When radicals leapt to the defense of UF’s CISE department, then, they did so in terms of a productivist “cut out the useless idle chaff” framing comparable to the budgetary “tough choices” that inevitably ensue from austerity measures. (Nevermind the fact that unpaid “student athletes” have produced billions of dollars for universities, entertainment conglomerates, apparel companies, and various other profitable enterprises.) If you think I’m overstating the productivist impulse behind both the football/academia debate and the Save CISE movement as a whole, check out the latter’s website. It includes an entire “Letters from Industry” section, wherein representatives from Microsoft, Google, and other tech corporations extol the value-creating virtues of the CISE program. Here’s Matt Ingram, a hiring manager at McKesson:
We recruit because the top talent chooses the University of Florida and because the CISE department turns out students ready to join the workforce.
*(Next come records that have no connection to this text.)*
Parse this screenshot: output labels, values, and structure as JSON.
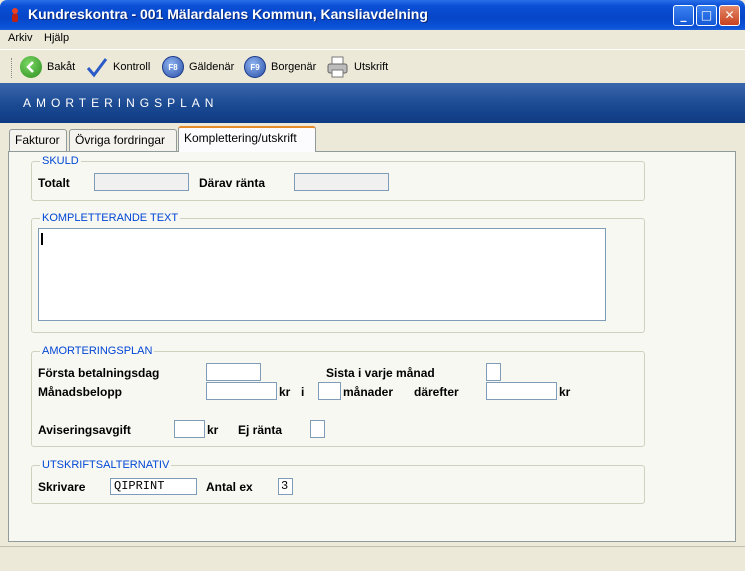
{
  "window": {
    "title": "Kundreskontra  -  001 Mälardalens Kommun, Kansliavdelning"
  },
  "window_controls": {
    "minimize": "_",
    "maximize": "□",
    "close": "✕"
  },
  "menu": [
    {
      "label": "Arkiv"
    },
    {
      "label": "Hjälp"
    }
  ],
  "toolbar": {
    "back": {
      "label": "Bakåt",
      "icon": "back-arrow-icon",
      "color": "#3a9a2a"
    },
    "check": {
      "label": "Kontroll",
      "icon": "checkmark-icon",
      "color": "#2a5ac8"
    },
    "debtor": {
      "label": "Gäldenär",
      "key": "F8"
    },
    "guarantor": {
      "label": "Borgenär",
      "key": "F9"
    },
    "print": {
      "label": "Utskrift",
      "icon": "printer-icon"
    }
  },
  "banner": {
    "title": "AMORTERINGSPLAN"
  },
  "tabs": [
    {
      "label": "Fakturor",
      "active": false
    },
    {
      "label": "Övriga fordringar",
      "active": false
    },
    {
      "label": "Komplettering/utskrift",
      "active": true
    }
  ],
  "skuld": {
    "legend": "SKULD",
    "total_label": "Totalt",
    "total_value": "",
    "interest_label": "Därav ränta",
    "interest_value": ""
  },
  "text_section": {
    "legend": "KOMPLETTERANDE TEXT",
    "value": ""
  },
  "plan": {
    "legend": "AMORTERINGSPLAN",
    "first_day_label": "Första betalningsdag",
    "first_day_value": "",
    "last_each_month_label": "Sista i varje månad",
    "monthly_label": "Månadsbelopp",
    "monthly_value": "",
    "kr_label": "kr",
    "i_label": "i",
    "months_label": "månader",
    "months_value": "",
    "then_label": "därefter",
    "then_value": "",
    "kr2_label": "kr",
    "fee_label": "Aviseringsavgift",
    "fee_value": "",
    "kr3_label": "kr",
    "no_interest_label": "Ej ränta"
  },
  "print": {
    "legend": "UTSKRIFTSALTERNATIV",
    "printer_label": "Skrivare",
    "printer_value": "QIPRINT",
    "copies_label": "Antal ex",
    "copies_value": "3"
  },
  "colors": {
    "accent": "#0046d5",
    "titlebar": "#0a52d9",
    "banner": "#1b4a93",
    "tab_highlight": "#e68b2c"
  }
}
So not only are you diminishing the value of the degree, you are now saying the University of Florida is not interested in getting top talent and thus actual JOBS for students! In this economy to say you are investing less in a field that has one of the highest pay and placement rates is preposterous and un-defendable.
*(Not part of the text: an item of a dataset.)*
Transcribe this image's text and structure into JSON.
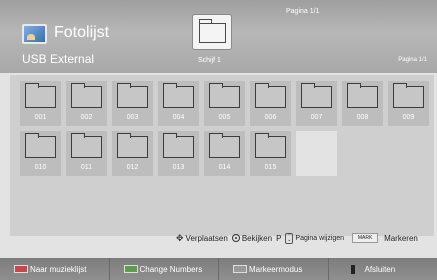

Or, check out the “CISE FACTS” section, featuring soundbite-ish factoids designed to be cut-and-pasted into online appeals for continued funding:
We teach thousands of nonmajors, and approximately 600 undergraduate majors, 400 masters and 131 PhD’s with 32 tenure track faculty and at this moment, only 3 nontenure track faculty! CISE is generating 17% of the college’s primary source of income (weighted student credit hours) while only costing only 10% of the college. The Dean herself admitted during her Apr. 12 interview with students that the CISE department has the highest revenue/cost ratio in the college.
If we’re going to stop the privatization of everything, we’ve got to stop playing by privatization’s rules. The moment we use “cost-effectiveness” or “productivity” as bulwarks against austerity measures, we’ve basically ceded irretrievable ground to the neoliberal looters. A broad movement against austerity in Florida (and elsewhere!), will necessarily include a variety of perspectives, from liberal moderates to social democrats to radical leftists. But such a movement will only form if it can agree on a single shared principle: no cuts, period. In this regard, we should all learn the lessons of Quebec, where a “minimal programme” (absolute opposition to an 82% tuition increase) served as the collectively-held kernel around which the student movement congealed. As Peter Hallward noted recently in the Guardian, the clarity and simplicity of the programme fostered a lucrative political environment in which far more radical proposals, such as universal free education, found a prodigious and receptive audience. Unifying around a basic, publicly-declared goal isn’t just a way to stave off the current crisis: it doubles as a forum in which a genuine left alternative can be proposed, critiqued, and, hopefully, established.
Austerity logic obviates such a possibility. And that is why it should be opposed, in all of its guises.